Planning User Acceptance Tests in parallel with the product complexity increase

(Munich, Germany) Some time ago, I wrote about the value taken with the execution of Proof of Concepts (POCs), and how important they are to give us confidence for future decisions. I would like to go back to this matter because I believe POCs are an important starting points to scale product complexity. At the same time, there is a task we can handle in order to improve product quality: User acceptance tests (UAT). So if we do it well we can increase product complexity and plan UAT in an incremental process of  add/ develop new features and also other non-functional requirements.
This strategy of tracking product complexity growth with test coverage and parallel UAT, fits into several Agile principals:

  • User centered design;
  • Design thinking,
  • Continuous testing (part of the DevOps strategy).

Product value Growth

As I mentioned before, Proof of Concepts are often designed to test new technologies, new concepts or new technical approaches to new or known problems.
I am sure that agilists (Agile practitioners) have gone through the experience of developing product, increasing the number or complexity of features. Thus, they went through different functional incremental phases: from a PoC, to a prototype, ending with a Minimum Viable Product (MVP). Those mean a growth in the product complexity.

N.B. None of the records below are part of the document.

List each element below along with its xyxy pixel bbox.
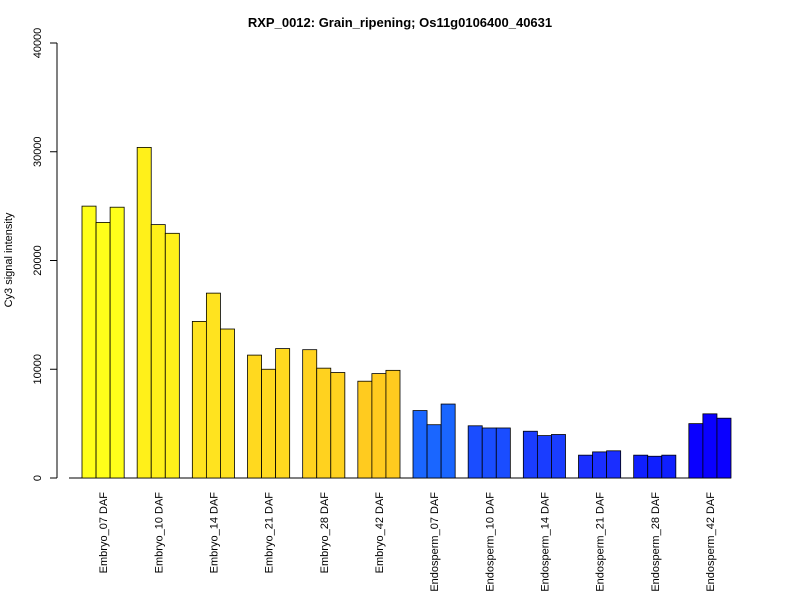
- bar-group: [247, 348, 291, 479]
- bar-group: [467, 425, 511, 479]
- bar: [606, 450, 622, 479]
- bar: [164, 232, 180, 479]
- bar: [440, 403, 456, 479]
- bar: [716, 417, 732, 479]
- x-category-label: Endosperm_07 DAF: [429, 492, 441, 592]
- bar: [426, 424, 442, 479]
- bar-group: [136, 146, 180, 479]
- bar: [357, 380, 373, 479]
- bar: [412, 410, 428, 479]
- bar: [385, 369, 401, 479]
- bar: [191, 320, 207, 479]
- bar: [261, 368, 277, 479]
- bar: [371, 373, 387, 479]
- bar: [150, 224, 166, 479]
- bar-group: [191, 292, 235, 479]
- bar: [661, 454, 677, 479]
- bar: [647, 455, 663, 479]
- bar: [522, 430, 538, 479]
- bar: [275, 348, 291, 479]
- bar: [81, 205, 97, 479]
- x-category-label: Endosperm_42 DAF: [705, 492, 717, 592]
- bar: [247, 354, 262, 479]
- bar-group: [688, 413, 732, 479]
- bar-group: [412, 403, 456, 479]
- bar-group: [522, 430, 566, 479]
- x-category-label: Embryo_10 DAF: [153, 492, 165, 574]
- bar-group: [578, 450, 622, 479]
- chart-title: RXP_0012: Grain_ripening; Os11g0106400_4…: [248, 15, 552, 30]
- x-category-label: Endosperm_28 DAF: [650, 492, 662, 592]
- y-tick-label: 30000: [32, 136, 44, 167]
- bar-group: [81, 205, 125, 479]
- y-axis-label: Cy3 signal intensity: [3, 212, 15, 307]
- bar: [136, 146, 152, 479]
- x-category-label: Endosperm_21 DAF: [595, 492, 607, 592]
- x-category-label: Endosperm_14 DAF: [539, 492, 551, 592]
- bar-group: [302, 349, 346, 479]
- bar: [467, 425, 483, 479]
- bar-group: [633, 454, 677, 479]
- x-category-label: Embryo_07 DAF: [98, 492, 110, 574]
- x-category-label: Endosperm_10 DAF: [484, 492, 496, 592]
- y-axis: 0 10000 20000 30000 40000: [32, 28, 58, 481]
- x-category-label: Embryo_14 DAF: [208, 492, 220, 574]
- bar: [688, 423, 704, 479]
- bar: [95, 222, 111, 479]
- bar: [330, 372, 346, 479]
- bar: [633, 454, 649, 479]
- x-category-label: Embryo_42 DAF: [374, 492, 386, 574]
- bar-group: [357, 369, 401, 479]
- y-tick-label: 40000: [32, 28, 44, 59]
- bar: [316, 367, 332, 479]
- bar: [220, 328, 235, 479]
- bar: [481, 427, 497, 479]
- bar: [592, 451, 608, 479]
- bar: [495, 427, 511, 479]
- y-tick-label: 0: [32, 475, 44, 481]
- bar: [578, 454, 593, 479]
- bar: [109, 206, 125, 479]
- bar: [302, 349, 318, 479]
- category-labels: Embryo_07 DAF Embryo_10 DAF Embryo_14 DAF E…: [98, 492, 717, 592]
- y-tick-label: 20000: [32, 245, 44, 276]
- bars: [81, 146, 732, 479]
- bar: [551, 434, 566, 479]
- x-category-label: Embryo_21 DAF: [264, 492, 276, 574]
- bar: [205, 292, 221, 479]
- bar: [702, 413, 718, 479]
- x-category-label: Embryo_28 DAF: [319, 492, 331, 574]
- y-tick-label: 10000: [32, 354, 44, 385]
- bar: [536, 435, 552, 479]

Planning User Acceptance Tests in parallel with increasing product complexity

If we want to test the prototype or the MVP, we can do it in different aspects:

  • the concept test or
  • the quality assurance test.

Once we reach this stage, we will assume that the test strategy is already defined and that all test methods selected have already been applied. In this post we focus particularly on role and plan of User Acceptance Tests, for the concept acceptance.
Acceptance tests can be done on 3 levels:

  • Alpha test – A small group of internal collaborators with specific knowledge, constituting a representative group of customers or users of the product (Key users).
  • Beta Test – Small group of clients (1). Personally, I have experience planning Beta testing, through dividing the Beta phase into two sub phases: one with internal Key users, adding other departmental representatives involved with the product. And in a second phase, I added a real group of clients (2). Of course this is only applicable if the complexity of the product, the budget and the size of the market exist and so justify it.
  • Pilot – a set of customers before the product is released.

It is up to each individual company and the corresponding product strategy, to decide how to test and in how many stages the UATs are divided.